I know I don’t want to be judged as “being” bad because I stole candy when I was young yet I continue to judge stealing as wrong. I was held accountable for stealing the candy as I would hold others accountable who steal (accountability is an attribute of unconditional love) However I would not attach the judgment “wrong” or “bad” to the identity of the person who stole. In this case I judge/compare as I would like to be judged. It is not always easy
.
Well said – I also “wish my own attitude was to be gentle with myself and others, yet holding us both accountable. I wish my own attitude was to contribute and to cooperate and work joyfully together.” I think its possible
Nicely quoted
The mindset behind competition has always been to pit us vs others, and in turn makes us look down on others, makes us despise others. This is why I cannot stand it, because instead of us working together to better society as a whole, we have to compete for some reason to get ahead of others, even though we all should be benefiting, we all should focus on us, focus on our time, our lives. Only when we stop competing and start working together can we truly end things like starvation, poverty, homelessness, war.

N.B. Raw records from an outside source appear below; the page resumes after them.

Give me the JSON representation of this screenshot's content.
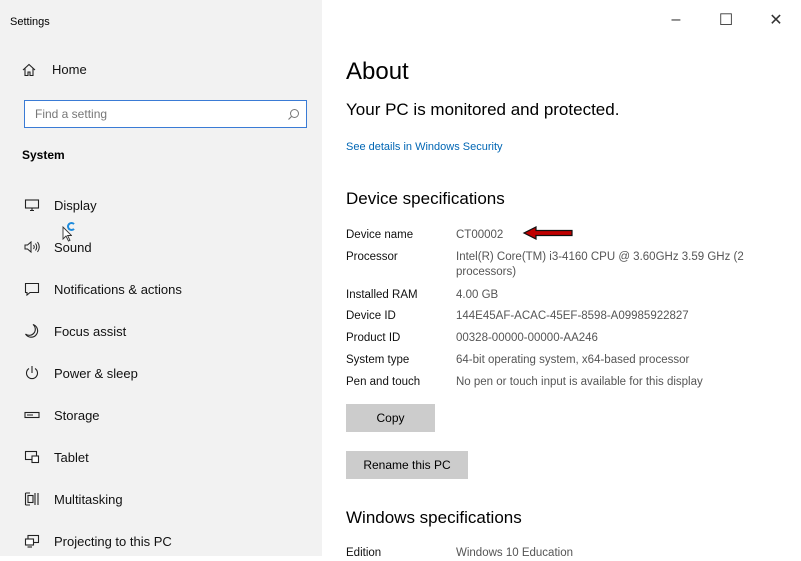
{
  "window": {
    "title": "Settings",
    "minimize_glyph": "–",
    "maximize_glyph": "☐",
    "close_glyph": "✕"
  },
  "sidebar": {
    "home_label": "Home",
    "search_placeholder": "Find a setting",
    "section_title": "System",
    "items": [
      {
        "label": "Display",
        "icon": "display-icon"
      },
      {
        "label": "Sound",
        "icon": "speaker-icon"
      },
      {
        "label": "Notifications & actions",
        "icon": "notification-icon"
      },
      {
        "label": "Focus assist",
        "icon": "moon-icon"
      },
      {
        "label": "Power & sleep",
        "icon": "power-icon"
      },
      {
        "label": "Storage",
        "icon": "storage-icon"
      },
      {
        "label": "Tablet",
        "icon": "tablet-icon"
      },
      {
        "label": "Multitasking",
        "icon": "multitasking-icon"
      },
      {
        "label": "Projecting to this PC",
        "icon": "projecting-icon"
      }
    ]
  },
  "main": {
    "title": "About",
    "protection_status": "Your PC is monitored and protected.",
    "security_link": "See details in Windows Security",
    "device_specs_heading": "Device specifications",
    "specs": [
      {
        "label": "Device name",
        "value": "CT00002"
      },
      {
        "label": "Processor",
        "value": "Intel(R) Core(TM) i3-4160 CPU @ 3.60GHz   3.59 GHz  (2 processors)"
      },
      {
        "label": "Installed RAM",
        "value": "4.00 GB"
      },
      {
        "label": "Device ID",
        "value": "144E45AF-ACAC-45EF-8598-A09985922827"
      },
      {
        "label": "Product ID",
        "value": "00328-00000-00000-AA246"
      },
      {
        "label": "System type",
        "value": "64-bit operating system, x64-based processor"
      },
      {
        "label": "Pen and touch",
        "value": "No pen or touch input is available for this display"
      }
    ],
    "copy_button": "Copy",
    "rename_button": "Rename this PC",
    "windows_specs_heading": "Windows specifications",
    "windows_specs": [
      {
        "label": "Edition",
        "value": "Windows 10 Education"
      }
    ]
  },
  "colors": {
    "accent": "#0066b4",
    "annotation_arrow": "#c00000"
  }
}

we’re not originally taught to compare, it’s a learned mentality. As a child, you do not see others as lesser, you do not treat others a certain way, but as you start to socially interact with others, you start to be taught to judge, to live by others standards instead of your own. It’s why we have war, why American’s have this idiotic ideology that we’re supposedly better than other countries when statistics state the opposite, why people get angry at the poor for needing assistance yet are more than happy to give their tax money to the wealthy. It’s why we’re so obsessed with keeping others out of what’s nothing more than a massive chunk of land that you don’t even have any true ownership over. Also this ideology of competition is why people are okay scraping by and screwing over those they work with just to get a bs title and a pay raise. So no, comparing yourself to others has never been good, and has always been a means to keep you in what society deems of you instead of you working with others and working together to create amazing things, where instead of us all working together to have better health, getting rid of poverty, getting rid of homelessness and starvation, you’re instead focused on how you need to outdo others, even though there’s nothing to outdo.
I had replied a lengthy thorough response to your comment, but it seems to have been deleted. That is very frustrating. getting sick of the internet.
I’ve competed since I was quite young, and almost half a century later it begins to feel like a crusty old coat, that has almost completely deteriorated.. but the memories keep it intact.
Sometimes when I compete it is beautiful, win or lose and I feel that within the group. But mostly it just gnaws at me.. the self loathing I feel from my fellow competitors is palpable. And when that train is going down the track, I have no joy.
I used games for many reasons, which I shall now look at more instead of more habitual click and play moments that add up so much, my real life isn’t being lived. It’s like supporting an impostor and living a double life.